PH: Where do you make APIs?
Servant: We have three main API facilities in Toledo, Spain, Budapest, Hungary, and the main one in Bolbec, Normandy, which has everything from R&D to manufacturing on a single site. We also have 13 drug product facilities worldwide. In the US, we are focusing mainly on selling API services. Until quite recently, we were selling in 148 countries but not in the US, except through licences. We have just set up Servier BioInnovation in Cambridge, Massachusetts. We will also have one representative in Canada to sell our CDMO services in the US.
PH: Quite a few Big Pharma companies are also doing CMO services on the side. What is different about Servier?
Servant: Because we are independent and privately owned, we can look at long-term partnerships. We try to bring a different kind of relationship to the market, based on our 60 years of knowledge and a network of 16 facilities, 13 of which we built. Our growth has always been organic. Another USP is having every part of API development at the one site in Normandy, which gives us a lot of agility in scaling up a process, reducing time to market.

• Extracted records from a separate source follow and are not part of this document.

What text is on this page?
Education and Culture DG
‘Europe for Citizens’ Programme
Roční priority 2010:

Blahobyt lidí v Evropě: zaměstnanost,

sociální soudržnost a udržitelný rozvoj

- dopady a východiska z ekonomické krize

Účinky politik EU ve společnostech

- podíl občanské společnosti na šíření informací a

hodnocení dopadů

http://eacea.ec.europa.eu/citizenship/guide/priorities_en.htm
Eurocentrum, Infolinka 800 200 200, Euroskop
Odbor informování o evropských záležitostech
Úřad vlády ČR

We have a relatively low turnover of people: I have been there 20 years and had five different jobs. People who start a project with us can know that the project and operational managers will be the same throughout.
PH: What investments are you making at the moment?
Servant: Servier invests €40 million/year in its network, which CDMO customers will also benefit from. This year, we are also building a €50 million facility for monoclonal antibodies in France, as part of our increasing focus on oncology, and €40 million to double our facility in China, which is actually our largest market. We are also investing in Africa – we have two facilities in Morocco and Egypt and Biogaran just bought a company in Nigeria, which should be one of the big growth markets.